Advertisement
Share

AN APPRECIATION : Foxx: Liberator of Nightclub Comics

TIMES STAFF WRITER

The line between bawdiness and filth is generally so fine that no one can tell when it’s been crossed until it’s too late.

Until Redd Foxx hit the big time on national TV as Fred Sanford, for years he had been known as a “dirty” comedian, and even by today’s standards, to put on one of the scores of his old party albums is to experience real shock for a couple of minutes until you begin to pick up on his bluesy shout rhythms and hear out his great improvisational riffs.

Foxx, who was approaching his 69th birthday when he died Friday of complications from a heart attack, was a comedian’s comedian, infinitely closer to the spirit of Rabelais and Henry Miller than the ostensibly liberated gross-out comics who parade through the clubs today. A lot of his old stand-up stuff is unquestionably dated, an expression of hang-ups different from our own. But what redeems it is his sense of sex as a tease, an embarrassment, something ineluctable and incomparable fun.

Foxx is popularly remembered playing his take-it-or-leave-it patriarchal grumpiness on prime-time TV. But he was never more brilliantly himself than when he shook the id into laughing, wherever the performance.

Advertisement

Most of Foxx’s obituaries have made note of him as an actor, and in fact his last big payday before he started CBS’ “The Royal Family” this season came from the 1989 movie “Harlem Nights.”

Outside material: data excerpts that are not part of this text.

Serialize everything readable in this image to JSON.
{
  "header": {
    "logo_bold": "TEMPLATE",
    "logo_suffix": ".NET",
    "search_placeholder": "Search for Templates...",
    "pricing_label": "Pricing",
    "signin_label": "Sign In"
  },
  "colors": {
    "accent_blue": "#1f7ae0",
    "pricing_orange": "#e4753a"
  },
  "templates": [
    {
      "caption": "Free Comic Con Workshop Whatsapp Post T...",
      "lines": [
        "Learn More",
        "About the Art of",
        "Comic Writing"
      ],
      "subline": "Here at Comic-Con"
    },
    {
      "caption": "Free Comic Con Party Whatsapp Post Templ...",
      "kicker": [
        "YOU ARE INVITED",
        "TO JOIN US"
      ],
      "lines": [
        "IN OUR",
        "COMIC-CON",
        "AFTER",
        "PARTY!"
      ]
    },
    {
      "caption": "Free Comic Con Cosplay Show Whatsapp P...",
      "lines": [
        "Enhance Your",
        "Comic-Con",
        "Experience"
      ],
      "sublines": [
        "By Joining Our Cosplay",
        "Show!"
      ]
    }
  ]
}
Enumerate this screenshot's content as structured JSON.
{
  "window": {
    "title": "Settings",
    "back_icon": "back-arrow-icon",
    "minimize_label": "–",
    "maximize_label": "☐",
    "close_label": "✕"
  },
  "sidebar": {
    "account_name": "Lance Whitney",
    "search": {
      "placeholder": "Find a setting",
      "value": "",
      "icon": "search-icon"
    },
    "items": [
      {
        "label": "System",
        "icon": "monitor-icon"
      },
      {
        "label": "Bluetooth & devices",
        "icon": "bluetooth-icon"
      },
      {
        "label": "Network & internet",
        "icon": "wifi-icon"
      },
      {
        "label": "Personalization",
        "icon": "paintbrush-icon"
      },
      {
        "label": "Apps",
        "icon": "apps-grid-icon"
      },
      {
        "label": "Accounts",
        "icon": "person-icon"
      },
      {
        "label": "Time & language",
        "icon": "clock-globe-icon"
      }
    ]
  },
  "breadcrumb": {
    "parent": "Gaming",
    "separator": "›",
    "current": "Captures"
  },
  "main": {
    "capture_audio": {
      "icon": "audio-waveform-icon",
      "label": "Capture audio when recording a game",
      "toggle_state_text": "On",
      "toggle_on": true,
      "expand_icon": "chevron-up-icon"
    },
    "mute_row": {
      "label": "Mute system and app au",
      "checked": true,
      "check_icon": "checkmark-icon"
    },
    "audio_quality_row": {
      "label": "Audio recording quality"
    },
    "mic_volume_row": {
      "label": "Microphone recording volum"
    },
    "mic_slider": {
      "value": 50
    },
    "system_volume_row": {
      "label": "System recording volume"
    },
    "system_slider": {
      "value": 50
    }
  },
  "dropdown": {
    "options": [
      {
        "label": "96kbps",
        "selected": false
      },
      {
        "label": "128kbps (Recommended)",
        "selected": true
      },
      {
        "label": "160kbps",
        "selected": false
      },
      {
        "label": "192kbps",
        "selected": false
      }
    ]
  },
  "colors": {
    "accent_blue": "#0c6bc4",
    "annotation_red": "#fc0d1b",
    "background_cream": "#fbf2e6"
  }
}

But Foxx was never really much of an actor in any serious application of the word--he’d never make any director’s short list for “Othello.” He was simply a great club comedian who was a wizard at catching the crosscurrents of instinct, which in his case swirled in the theater of sex.

A lot of meaning was packed into Redd Foxx’s line when he once told an interviewer: “School meant nothing to me. Knowing that George Washington crossed the Delaware--how was that going to help me in a brick fight in St. Louis?”

He’d been on his own since the age of 13, when he ran away from home in St. Louis to join a washboard street band, and four years later worked in an amateur musical group called the Bon Bons up in Chicago.

Later he went out on his own as a stand-up comedian, and in 1941 teamed with Slappy White to play the chitlin circuit. Those were the years when the worlds of sports and entertainment ran on separate tracks alongside a “color line,” despite the crossover successes of heavyweight champion Joe Louis and the radio depictions of “Amos ‘n’ Andy,” as well as a number of great black musicians, Louis Armstrong chief among them.

He did a lot of scuffling, and his hard years formed him (in his autobiography, Malcolm X recalls Foxx, when he still had his own name of John Sanford, working as a short-order cook in Harlem). Like many self-made men, Foxx’s curiosity about the world stopped a little short of his rise in it, because what he knew he knew well and that was enough. He was a born club comedian, and he loved the life so much that he was never completely happy with his TV successes (he didn’t make his first network TV appearance until he was 42, when he went on the “Today” show).

For a while, the money was a sore spot with him, particularly with the first 1972-77 run of NBC’s “Sanford and Son,” when he demanded top dollar--literally: Carroll O’Connor was reportedly making $25,000 a week for “All In the Family,” and Foxx asked for that sum, plus $1.

It may be that the voluminous ease with which money poured through television production and into the pockets of so many of its young arrivistes was a rebuke to the long hungry years Foxx spent working his way along, and that may account too for some of his temperamental demands, such as a dressing-room window (when he moved over to ABC in 1977, the network reportedly went out of its way to give him all the window space he might want by putting his dressing room in a greenhouse).

Advertisement

But it’s probably closer to the truth to say that, for Foxx, there was simply nothing like the clubs, with their smoky intrigue, their easy liquored laughter, their jazz, their nocturnal heat and their atmosphere of sex.